Lehrer drücken die Schulbank

SCHULUNG 25 Pädagogen lernen bei „Lions Quest Erwachsen werden“, Lebenskompetenzen zu vermitteln

BUTZBACH. 25 Lehrer, davon acht aus Butzbach, nahmen an der dreitägigen Fortbildung teil. Text + Foto: win

BUTZBACH (win). Im Zeitalter von Digitalisierung und Globalisierung werden zukünftige Generationen mit zunehmend komplexer werdenden Herausforderungen konfrontiert. Um diese zu meistern, sind vor allem „21st Century-Skills“ gefragt oder anders formuliert: Lebenskompetenzen. Immer öfter prägen unsicnere soziale und emotionale Rindungen, Leistungsdruck und ein konsumorientiertes Freizeitverhalten die Erfahrungswelt von Kindern und Jugendlichen. Vielen fehlt es an Unterstützung, die alltäglichen Herausforderungen zu bewältigen und mit schwierigen Situationen umzugehen. Mit dem Projekt Lions-Quest wurde eine Möglichkeit geschaffen, diese Kinder und Jugendliche gezielt über speziell geschulte Lehrer und Multiplikatoren zu erreichen.
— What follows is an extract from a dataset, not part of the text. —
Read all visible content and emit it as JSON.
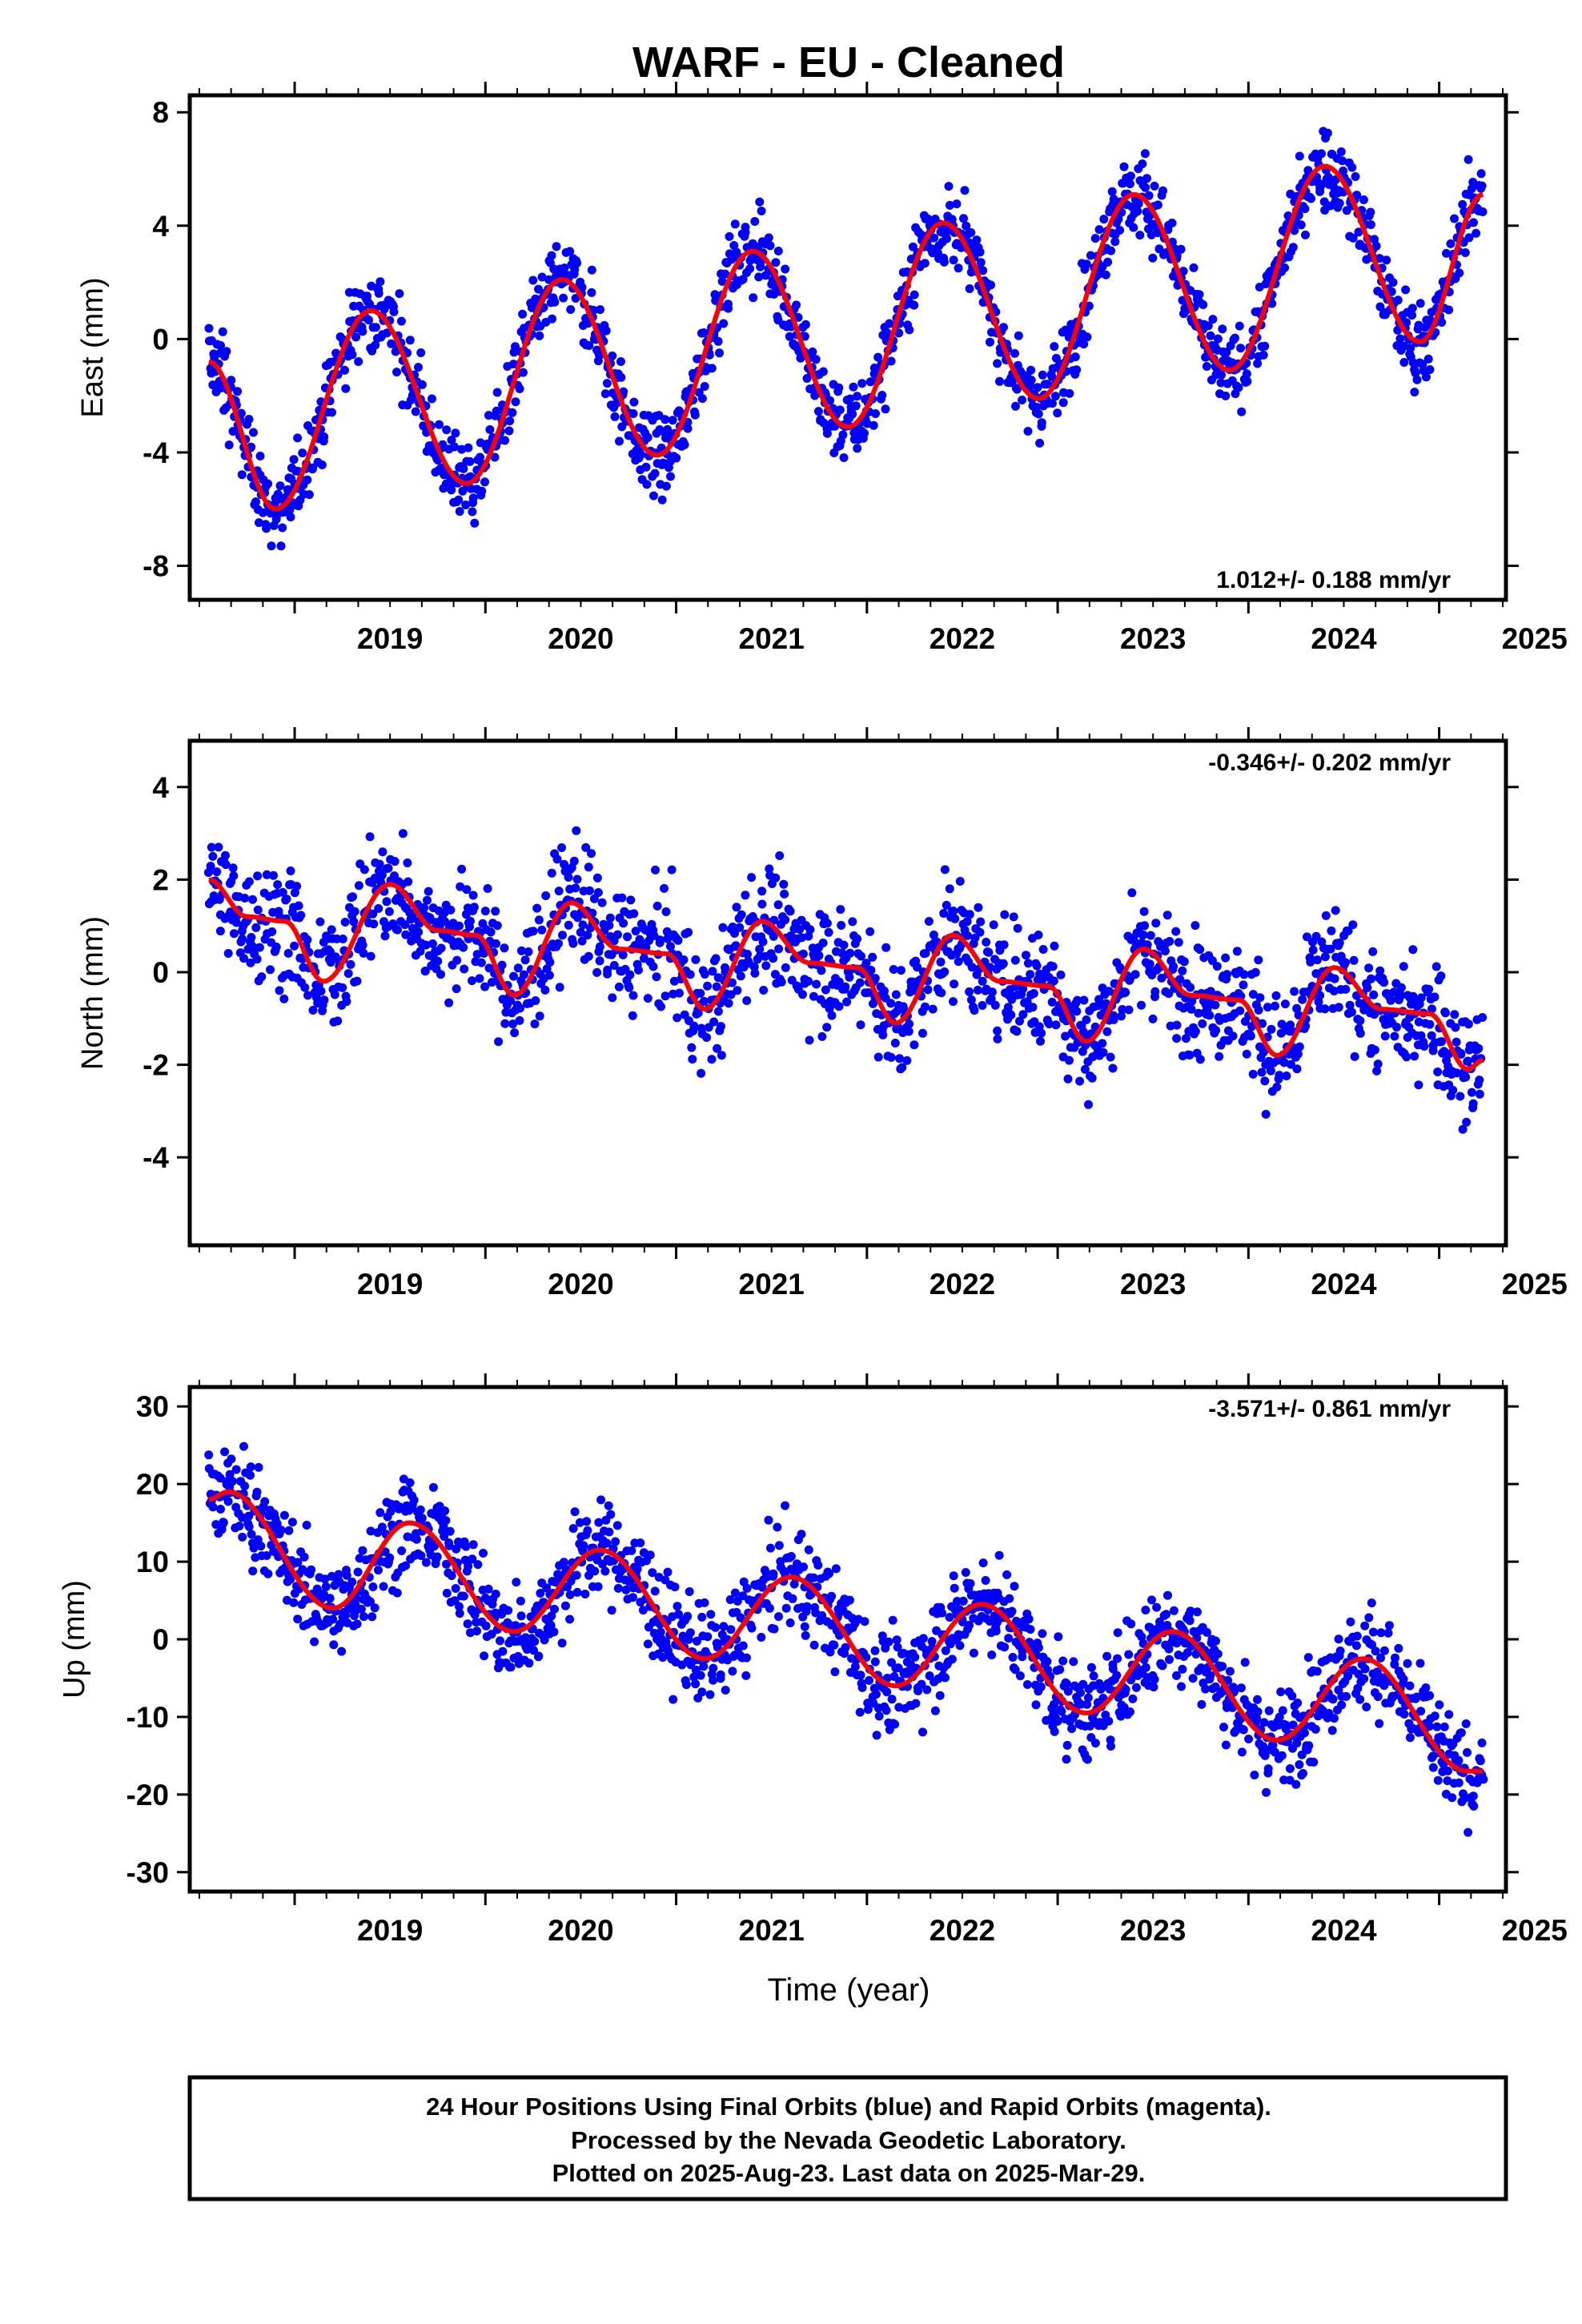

Der Lions-Club Butzbach, der sich aktiv bei Lions-Quest engagiert, hat es erneut ermöglicht, interessierte Lehrer in einem dreitägigen praxisorientierten Seminar in die Methoden des Programms einzuführen. So nahmen in den Räumen der Weidigschule 25 Lehrer von Schulen aus Butzbach, Hanau, Weilburg, Gießen und Frankfurt an dieser Fortbildung teil.
Schulleiterin Annette Pfannmüller war erfreut, dass die Lehrer Zeit in diese dreitägige Fortbildung investierten. Angeleitet wurden sie von Anke Drewes, Schulleiterin aus Buchholz in Niedersachsen, die seit vier Jahren Lions-Quest-Schulungen leitet. Lions-Quest-Beauftragter Rüdiger Clostermann vom Lions-Club Butzbach gab einen kurzen Überblick über Lions-Quest und das Engagement des Butzbacher Lions-Clubs. Der Lions-Club Butzbach erwirtschaftet die Gelder für die Seminarkosten der Butzbacher Schulen mit der alljährlichen Tombola am Butzbacher Weihnachtsmarkt.
Lions-Quest „Erwachsen werden“ ist ein Jugendförderprogramm für zehn- bis vierzehnjährige Mädchen und Jungen. Es wird vorrangig im Unterricht der Sekundarstufe I vermittelt.
Im Mittelpunkt des Unterrichts mit „Erwachsen werden“ steht die planvolle Förderung der sozialen Kompetenzen von Schülern. Diese werden nachhaltig dabei unterstützt, ihr Selbstvertrauen und ihre kommunikativen Fähigkeiten zu stärken, Kontakte und positive Beziehungen aufzubauen und zu pflegen, Konflikt- und Risikosituationen in ihrem Alltag angemessen zu begegnen und konstruktive Lösungen für Probleme, die gerade die Pubertät mit sich bringt, zu finden.